Yang jelas jangan sampai realisasi ide terhambat oleh pertimbangan jumlah penonton. Saya tak pernah memikirkan itu. Penonton pasti selalu ada. Di mana pun berada.
Adakah perbedaan antara membuat film di Jakarta dan Yogya?
Saya dari kecil sampai tumbuh besar itu di Yogya sampai SMA dan kuliah di Jakarta. Sampai kerja juga jadi sudah selama enam tahun kira-kira. Hal paling mendasar yang adalah visi dan kesamaan taste dari krunya. Di Yogya krunya rata-rata teman-teman masa kecil saya. Kita nonton pameran seni bareng, nonton film bareng mereka, jalan-jalan ke pantai juga, sehingga sudah tak ada banyak perdebatan soal cerita maupun arahan estetik.
Hal-hal seperti itu yang tak saya temukan di Jakarta dimana waktu berjalan serba cepat, perpindahan dari satu lokasi ke yang lain juga perlu berjam-jam karena macet, sehingga lebih banyak komprominya dan urus perizinannya. Betapa saya harus mengeluarkan banyak energi untuk menerangkan pada para kru visi filmnya.
Ada perbedaan gaya penyutradaraan?
Ya. Di Jakarta semuanya harus saya persiapan bahasa Jawanya saklek, kurang bisa berimprovisasi, short-list bikinan saya maupun dari storyboard yang ada kita harus menaatinya agar tak molor. Berbeda dengan di Yogya yaitu dengan terbukanya ruang improvisasi saat syuting. Saya bisa hanya berbekal skenario dan tinggal mengarahkan dengan enak karena waktunya juga luang.
Dari karya-karya yang sudah dibuat, Anda merasa ada benang merah atas ide?
Dari kelima film saya, saya selalu mengangkat tokoh atau karakter yang kehilangan makna hidupnya atau makna eksistensialnya. Lebih kepada karakter yang dia merasa tak punya peran dalam kehidupan.

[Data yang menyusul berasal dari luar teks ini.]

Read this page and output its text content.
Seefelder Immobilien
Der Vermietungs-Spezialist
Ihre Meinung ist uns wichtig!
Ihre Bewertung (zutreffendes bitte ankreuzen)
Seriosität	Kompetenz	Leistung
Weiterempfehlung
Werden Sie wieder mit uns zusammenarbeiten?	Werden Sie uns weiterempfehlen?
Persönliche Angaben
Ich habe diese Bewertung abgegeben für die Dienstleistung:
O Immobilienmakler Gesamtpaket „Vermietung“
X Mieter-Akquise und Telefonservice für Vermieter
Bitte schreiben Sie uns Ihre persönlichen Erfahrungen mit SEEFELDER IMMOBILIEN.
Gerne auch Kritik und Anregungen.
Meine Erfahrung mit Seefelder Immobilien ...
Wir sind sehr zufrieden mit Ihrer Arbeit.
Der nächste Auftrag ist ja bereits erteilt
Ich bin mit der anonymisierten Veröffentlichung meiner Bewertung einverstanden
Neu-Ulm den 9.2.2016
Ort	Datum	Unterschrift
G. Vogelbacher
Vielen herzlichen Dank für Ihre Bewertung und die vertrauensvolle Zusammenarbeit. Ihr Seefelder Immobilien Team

Seperti di film Lemantun ada seorang Pakde yang merasa jadi yang terlemah diantara saudara-saudaranya yang lain. Di film Prenjak ada seorang ibu yang tak tahu bagaimana menjaga keberlangsungan hidup anaknya. Tentang orang-orang yang merasa dirinya lemah dan tak berguna.
Saya tertarik dengan kondisi tersebut karena berhubungan dengan saya. Waktu SMP saya selalu merasa tak punya bakat apapun. Saya paham bahwa kondisi seperti itu terasa tak enak, seakan tak ada aku pun dunia tetap berjalan. Itu rasanya sakit dan kesepian. Saya ingin mengangkat cerita orang-orang yang seperti itu karena bersama-sama kami.
Dunia di film-film Anda kebanyakan memadukan antara kehidupan tradisional dan modern. Ide seperti ini mudah ditemukan di Jogja, tapi bagaimana di Jakarta?
Di Jakarta yang sering muncul lebih emosional. Tiap hari saya harus berhadapan dengan macet dan deadline. Akhirnya lebih banyak soal luapan emosi yang tertuang di film. Jakarta kota yang sangat urban dimana ada percampuran hampir semua suku dan budaya. Film saya di Jakarta lebih ke psikologisnya. Misal tentang seseorang yang tinggal di Jakarta dan selalu bertahan di tengah kondisi yang rumit, pedih, dan berat.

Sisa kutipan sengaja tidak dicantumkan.